Dall'88 al '91 lavora all'M.I.T. di Boston dove inizia studi sulle cellule staminali neurali. A Lund, in Svezia, acquisisce esperienze nel campo dei trapianti intracerebrali.

Dal 2001 è professore associato presso la facoltà di Farmacia, all'Università di Milano, dove insegna Biotecnologie Farmacologiche.
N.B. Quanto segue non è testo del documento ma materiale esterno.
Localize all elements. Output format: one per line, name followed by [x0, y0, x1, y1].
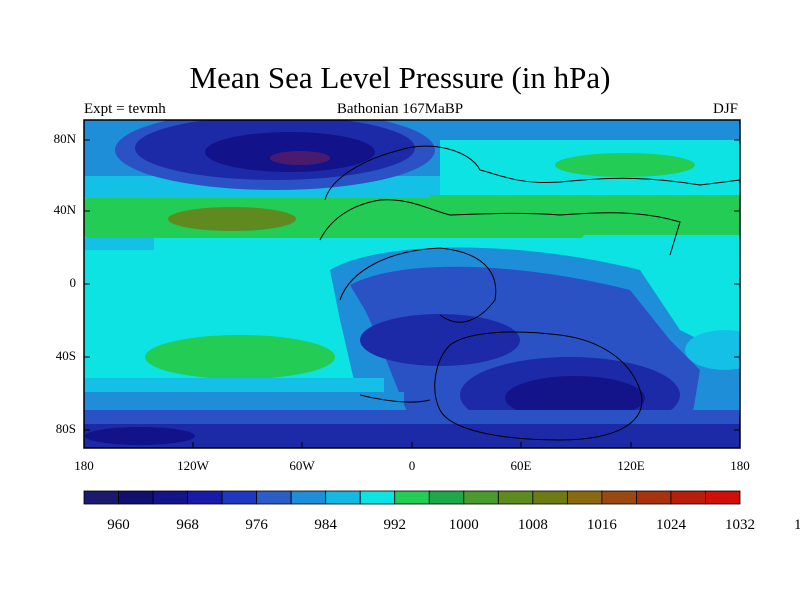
lat-tick-40n: 40N	[53, 202, 76, 217]
north-high-core	[168, 207, 296, 231]
colorbar-swatch	[359, 490, 396, 505]
colorbar-swatch	[636, 490, 672, 505]
coastline-gondwana	[339, 247, 497, 323]
colorbar	[83, 490, 741, 505]
colorbar-swatch	[152, 490, 188, 505]
lat-tick-0: 0	[69, 275, 77, 290]
period-label: Bathonian 167MaBP	[336, 101, 464, 117]
colorbar-label: 1008	[517, 517, 548, 533]
lat-tick-80n: 80N	[53, 131, 76, 146]
colorbar-label: 1016	[586, 517, 617, 533]
colorbar-swatch	[705, 490, 741, 505]
colorbar-swatch	[187, 490, 223, 505]
colorbar-label: 992	[383, 517, 406, 533]
colorbar-label: 1040	[794, 517, 800, 533]
east-high	[685, 330, 740, 370]
colorbar-swatch	[601, 490, 637, 505]
ne-green-patch	[555, 153, 695, 177]
colorbar-swatch	[256, 490, 292, 505]
lon-tick-120w: 120W	[177, 458, 209, 473]
colorbar-swatch	[221, 490, 258, 505]
lon-tick-60e: 60E	[510, 458, 532, 473]
colorbar-swatch	[670, 490, 706, 505]
south-mid-band	[84, 410, 740, 424]
pacific-low-core	[270, 151, 330, 165]
colorbar-swatch	[394, 490, 430, 505]
continent-low-core	[505, 376, 645, 420]
lat-tick-80s: 80S	[55, 421, 76, 436]
lon-tick-0: 0	[408, 458, 416, 473]
colorbar-label: 976	[245, 517, 268, 533]
continent-low-west	[360, 314, 520, 366]
colorbar-swatch	[118, 490, 154, 505]
lat-tick-40s: 40S	[55, 348, 76, 363]
chart-title: Mean Sea Level Pressure (in hPa)	[189, 60, 611, 95]
pressure-field	[84, 120, 740, 448]
south-high	[145, 335, 335, 379]
colorbar-swatch	[83, 490, 119, 505]
tick-marks	[84, 139, 740, 448]
colorbar-label: 960	[107, 517, 130, 533]
lon-tick-60w: 60W	[289, 458, 315, 473]
coastline-north	[324, 145, 740, 201]
coastline-south	[434, 331, 643, 441]
colorbar-swatch	[325, 490, 361, 505]
ne-green-belt	[430, 195, 740, 235]
colorbar-swatch	[428, 490, 465, 505]
colorbar-label: 1000	[448, 517, 479, 533]
colorbar-swatch	[463, 490, 499, 505]
lon-tick-180w: 180	[74, 458, 94, 473]
colorbar-label: 968	[176, 517, 199, 533]
coastline-connector	[359, 394, 431, 403]
experiment-label: Expt = tevmh	[84, 101, 166, 117]
south-blue-band	[84, 392, 404, 410]
colorbar-swatch	[497, 490, 534, 505]
colorbar-swatch	[532, 490, 568, 505]
colorbar-label: 984	[314, 517, 337, 533]
colorbar-swatch	[566, 490, 603, 505]
lon-tick-180e: 180	[730, 458, 750, 473]
lon-tick-120e: 120E	[617, 458, 645, 473]
colorbar-label: 1032	[725, 517, 755, 533]
season-label: DJF	[712, 101, 738, 117]
south-low-core	[85, 427, 195, 445]
colorbar-label: 1024	[655, 517, 686, 533]
south-light-band	[84, 378, 384, 392]
coastline-laurasia	[319, 199, 681, 256]
coastlines	[319, 145, 740, 441]
colorbar-swatch	[290, 490, 327, 505]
Il lavoro del suo gruppo di ricerca è incentrato sulle cellule staminali del cervello e i meccanismi alla base delle malattie neurodegenerative del cervello, tra cui la Corea di Huntington, una malattia ereditaria di esito fatale. Grazie al supporto del Comitato Telethon, le sue ricerche su questa malattia hanno prodotto straordinari risultati, aprendo nuove strade a future terapie basate su farmaci che ripristinino la proteina sana. 

Elisabetta Dejana

Svolge gran parte della sua ricerca all'Istituto di Ricerche Farmacologiche Mario Negri.

Daniela Silvia Pace

Si è laureata in Scienze Biologiche all'Università di Roma e ha trascorso periodi di formazione all'Università delle Hawaii (USA), l'Università del Queensland (Australia) e la Massey University (Nuova Zelanda), per studi comportamentali sui cetacei sia in natura sia in condizioni controllate, collaborando parallelamente con numerose Università italiane. Oggi fa attività didattica e di ricerca presso l'Università di Padova e la Stazione Zoologica "A. Dohrn" di Napoli ed è responsabile degli eventi di informazione scientifica del Comitato Telethon, la fondazione che finanzia la ricerca sulle malattie neuromuscolari e le altre malattie genetiche. Per Telethon si è anche occupata delle attività connesse al processo di revisione dei progetti di ricerca.

Manuela Zaccolo

Laureata all'Università di Torino in Medicina e Chirurgia, ha trascorso il primo periodo di formazione post-laurea (1988-1992) presso il Dipartimento di genetica biologia e chimica medica, lavorando su progetti di immunologia. La sua attività è centrata sulla produzione di anticorpi monoclonali dei topi e sul loro impiego per la caratterizzazione di nuovi antigeni di superficie di cellule ematiche. Ha lavorato al Laboratorio di Biologia Molecolare (LMB) di Cambridge (UK). Dal 1997 lavora a Padova, presso il Dipartimento di Scienze biomediche sperimentali. Qui ha messo a punto una nuova sonda, geneticamente codificata, per misurare le variazioni di adenosina monofosfato ciclico (AMPc) in cellule vive. Nel 2000 ha vinto la "Carriera Dulbecco" del Comitato Telethon, con il livello di "Assistant Telethon Scientist", per un progetto di ricerca finalizzato allo studio di aspetti della fisiologia della cellula cardiaca e le possibili alterazioni che si verificano nello sviluppo di una malattia genetica, la cardiomiopatia ipertrofica.